I am finding myself in a very precarious position of late. I feel vulnerable. Need protection even. In my wildest dreams I didn't think this would happen. I had not envisaged even coming close to wanting what I want right now.
At this very point in time, I'd LOVE another baby! All of a sudden the protection I'm requiring is of a very contraceptive kind. Although that is not exactly what I am referring to here.
More importantly, I need to get myself through the current adorably delicious chubby bubby phase I'm blissfully sailing through with Felix. I recall this 'danger' period with Angus. When Angus was aged from around 6 to 12 months, I was convinced we needed another baby. The glorious smiles & laughter. The sweet dulcit tones. The heart warming baby cuddles. They would surely last forever. yeah? yeah?? Well, kind of, but this time with one toddler under the belt and a hell of alot more hindsight, I have no excuse. It does get tough again... just around the corner. Hello Terrible 2's!

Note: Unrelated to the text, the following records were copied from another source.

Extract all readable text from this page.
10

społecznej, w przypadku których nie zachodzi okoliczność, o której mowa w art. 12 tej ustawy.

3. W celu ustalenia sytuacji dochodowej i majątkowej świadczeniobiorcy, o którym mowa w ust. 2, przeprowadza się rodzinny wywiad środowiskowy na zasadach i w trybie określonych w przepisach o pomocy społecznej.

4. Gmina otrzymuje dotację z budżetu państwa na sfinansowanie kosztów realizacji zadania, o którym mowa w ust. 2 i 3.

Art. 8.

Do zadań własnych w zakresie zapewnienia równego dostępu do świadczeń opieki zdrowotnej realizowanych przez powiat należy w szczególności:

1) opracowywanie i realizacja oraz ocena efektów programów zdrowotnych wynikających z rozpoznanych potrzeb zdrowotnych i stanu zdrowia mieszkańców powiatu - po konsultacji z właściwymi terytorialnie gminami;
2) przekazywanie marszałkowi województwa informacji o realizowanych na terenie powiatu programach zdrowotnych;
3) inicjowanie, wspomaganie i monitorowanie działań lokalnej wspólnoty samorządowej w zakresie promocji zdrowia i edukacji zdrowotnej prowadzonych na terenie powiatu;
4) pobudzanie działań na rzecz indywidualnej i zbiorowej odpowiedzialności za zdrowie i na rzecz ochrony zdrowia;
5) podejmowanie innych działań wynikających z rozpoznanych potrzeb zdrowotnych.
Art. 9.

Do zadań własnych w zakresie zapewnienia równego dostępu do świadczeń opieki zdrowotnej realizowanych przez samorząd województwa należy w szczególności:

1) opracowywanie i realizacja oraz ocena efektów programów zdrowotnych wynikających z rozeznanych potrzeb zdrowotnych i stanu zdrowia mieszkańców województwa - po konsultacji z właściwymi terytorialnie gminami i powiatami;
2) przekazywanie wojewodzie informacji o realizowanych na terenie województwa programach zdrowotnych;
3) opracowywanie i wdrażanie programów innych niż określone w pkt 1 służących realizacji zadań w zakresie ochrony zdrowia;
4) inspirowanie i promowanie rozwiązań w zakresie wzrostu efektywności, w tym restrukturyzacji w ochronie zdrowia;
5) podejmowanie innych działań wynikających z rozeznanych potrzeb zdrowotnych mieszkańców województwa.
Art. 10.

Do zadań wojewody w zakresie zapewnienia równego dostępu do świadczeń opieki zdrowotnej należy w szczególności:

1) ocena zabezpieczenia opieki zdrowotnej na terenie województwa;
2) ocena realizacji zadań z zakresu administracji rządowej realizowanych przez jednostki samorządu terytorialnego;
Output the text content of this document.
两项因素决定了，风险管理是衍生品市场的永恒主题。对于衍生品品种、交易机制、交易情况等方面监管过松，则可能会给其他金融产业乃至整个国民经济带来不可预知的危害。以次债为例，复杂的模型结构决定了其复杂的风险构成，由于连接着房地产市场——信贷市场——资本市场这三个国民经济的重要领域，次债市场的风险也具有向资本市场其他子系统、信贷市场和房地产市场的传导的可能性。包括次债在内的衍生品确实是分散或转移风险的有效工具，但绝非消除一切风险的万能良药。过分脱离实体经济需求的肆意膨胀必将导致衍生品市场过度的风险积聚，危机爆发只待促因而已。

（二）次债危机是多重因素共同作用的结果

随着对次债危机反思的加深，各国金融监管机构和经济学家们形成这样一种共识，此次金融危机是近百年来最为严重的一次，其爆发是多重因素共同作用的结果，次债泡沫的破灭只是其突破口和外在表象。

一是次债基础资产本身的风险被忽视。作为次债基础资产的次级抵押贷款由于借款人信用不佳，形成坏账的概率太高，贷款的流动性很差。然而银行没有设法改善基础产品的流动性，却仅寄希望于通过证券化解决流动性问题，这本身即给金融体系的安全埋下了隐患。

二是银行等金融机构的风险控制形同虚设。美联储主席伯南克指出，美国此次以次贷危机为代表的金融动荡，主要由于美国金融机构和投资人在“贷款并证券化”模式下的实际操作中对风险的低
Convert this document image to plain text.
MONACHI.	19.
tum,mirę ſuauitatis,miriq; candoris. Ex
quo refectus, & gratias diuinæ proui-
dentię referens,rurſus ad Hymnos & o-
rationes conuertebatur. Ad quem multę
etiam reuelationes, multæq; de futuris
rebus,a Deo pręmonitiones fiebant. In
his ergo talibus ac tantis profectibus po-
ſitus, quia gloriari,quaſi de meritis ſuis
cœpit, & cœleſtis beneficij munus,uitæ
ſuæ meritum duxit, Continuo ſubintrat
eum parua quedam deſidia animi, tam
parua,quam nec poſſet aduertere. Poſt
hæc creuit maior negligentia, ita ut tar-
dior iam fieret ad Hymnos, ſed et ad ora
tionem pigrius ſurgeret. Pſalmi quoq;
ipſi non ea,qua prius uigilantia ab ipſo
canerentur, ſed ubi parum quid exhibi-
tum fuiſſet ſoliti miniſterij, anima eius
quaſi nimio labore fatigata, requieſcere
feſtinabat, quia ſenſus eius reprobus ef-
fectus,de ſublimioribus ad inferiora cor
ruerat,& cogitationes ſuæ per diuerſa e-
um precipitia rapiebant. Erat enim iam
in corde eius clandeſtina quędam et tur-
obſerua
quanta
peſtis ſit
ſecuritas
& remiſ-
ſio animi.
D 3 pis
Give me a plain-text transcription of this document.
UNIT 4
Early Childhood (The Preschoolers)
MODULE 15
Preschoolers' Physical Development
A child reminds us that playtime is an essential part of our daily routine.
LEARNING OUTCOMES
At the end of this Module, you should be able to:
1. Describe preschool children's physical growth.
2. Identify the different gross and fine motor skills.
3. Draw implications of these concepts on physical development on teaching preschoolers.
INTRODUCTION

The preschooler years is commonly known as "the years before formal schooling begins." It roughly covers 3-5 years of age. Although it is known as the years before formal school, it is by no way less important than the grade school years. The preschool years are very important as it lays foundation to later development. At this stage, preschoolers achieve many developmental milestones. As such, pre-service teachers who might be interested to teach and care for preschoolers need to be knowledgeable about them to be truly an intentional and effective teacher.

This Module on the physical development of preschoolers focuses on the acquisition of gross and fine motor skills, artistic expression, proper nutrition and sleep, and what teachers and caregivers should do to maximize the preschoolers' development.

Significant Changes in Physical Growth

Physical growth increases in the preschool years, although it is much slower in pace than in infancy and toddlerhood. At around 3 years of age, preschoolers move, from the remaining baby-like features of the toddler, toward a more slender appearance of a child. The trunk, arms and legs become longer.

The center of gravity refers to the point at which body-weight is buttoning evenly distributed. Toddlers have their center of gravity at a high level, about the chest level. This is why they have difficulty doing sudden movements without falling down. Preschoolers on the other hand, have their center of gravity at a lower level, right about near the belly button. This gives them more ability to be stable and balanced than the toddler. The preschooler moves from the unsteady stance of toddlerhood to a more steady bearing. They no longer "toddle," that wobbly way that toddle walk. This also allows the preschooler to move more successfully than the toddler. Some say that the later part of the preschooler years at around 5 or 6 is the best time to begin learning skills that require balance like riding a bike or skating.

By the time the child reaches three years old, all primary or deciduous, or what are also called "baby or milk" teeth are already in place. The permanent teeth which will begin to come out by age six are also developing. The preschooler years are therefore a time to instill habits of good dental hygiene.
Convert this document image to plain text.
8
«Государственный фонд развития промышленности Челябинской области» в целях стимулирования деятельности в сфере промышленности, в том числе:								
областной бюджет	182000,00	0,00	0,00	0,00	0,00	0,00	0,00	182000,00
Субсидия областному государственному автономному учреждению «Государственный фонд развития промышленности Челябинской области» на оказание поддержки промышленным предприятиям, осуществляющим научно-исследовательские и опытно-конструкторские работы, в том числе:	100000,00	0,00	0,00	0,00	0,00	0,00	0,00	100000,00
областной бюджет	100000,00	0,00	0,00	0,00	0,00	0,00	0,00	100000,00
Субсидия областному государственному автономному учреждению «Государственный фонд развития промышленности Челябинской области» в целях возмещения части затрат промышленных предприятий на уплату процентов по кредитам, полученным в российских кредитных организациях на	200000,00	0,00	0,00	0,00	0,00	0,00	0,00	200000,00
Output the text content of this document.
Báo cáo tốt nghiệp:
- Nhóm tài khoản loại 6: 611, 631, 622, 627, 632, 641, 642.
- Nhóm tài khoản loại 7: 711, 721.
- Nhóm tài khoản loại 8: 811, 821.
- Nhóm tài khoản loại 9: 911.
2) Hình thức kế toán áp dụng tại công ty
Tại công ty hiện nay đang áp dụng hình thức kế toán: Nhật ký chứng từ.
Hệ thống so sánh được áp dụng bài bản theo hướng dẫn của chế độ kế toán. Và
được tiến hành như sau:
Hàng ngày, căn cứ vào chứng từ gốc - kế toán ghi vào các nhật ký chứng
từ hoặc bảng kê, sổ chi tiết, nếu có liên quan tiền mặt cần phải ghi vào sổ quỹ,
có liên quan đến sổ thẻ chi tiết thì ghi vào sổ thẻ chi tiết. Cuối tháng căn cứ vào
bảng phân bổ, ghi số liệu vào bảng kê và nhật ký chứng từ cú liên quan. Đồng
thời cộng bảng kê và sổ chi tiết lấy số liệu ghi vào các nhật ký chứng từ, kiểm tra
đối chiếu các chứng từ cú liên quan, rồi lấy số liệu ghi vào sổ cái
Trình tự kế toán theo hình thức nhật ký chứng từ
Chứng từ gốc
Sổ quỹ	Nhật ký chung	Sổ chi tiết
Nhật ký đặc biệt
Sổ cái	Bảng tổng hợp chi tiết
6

I recall a good friend asking me on Angus' 1st birthday about our plans for another bub. Bearing in mind, this friend has produced three beautiful babies, in as many years. Clearly NOT a good example for someone with my cluck cluck clucky genes. I digress. Anyway, she told me that the longer I waited, the potentially harder and less likely it would be for me to want another child. She wasn't half wrong. As if almost like I had been programmed to shut down the desire for another bub, soon after Angus turned 1, I went cold on the idea of expanding the brood. Well, something must have gone haywire with the programming, as I regained the desire to conceive Felix some months later.
Unfortunately, I'm not grossed out by nappies, I kind of enjoy breast feeding and I have an overwhelming urge for challenges. Oh. I'm in danger alright.
Therefore, the next few months I MUST remain stoic. I need to focus on the 10 months (yes 10 months!) of back-breaking, leg swelling, nausea inducing pregnancy. The zombie state that consumes me as soon as that newborn greets our world. The ridiculous jealousy we have to endure from the other sibling/s.
I CANNOT be swayed by the cheeky baby coo's. The roll upon roll of chub spilling out of every singlet, jumpsuit or pair of shorts. The cuddles, snuggles and smooches. I must keep my head down and aim for the 12 month line. A place I know once I get to, will keep me safe. For at least a period of time, from which I might be comfortable in heading down the baby path again. Who honestly knows?
AND if I can just keep my busy fingers off the camera for a while and STOP taking delightful photos like these, I might help my cause. Even if just a fraction.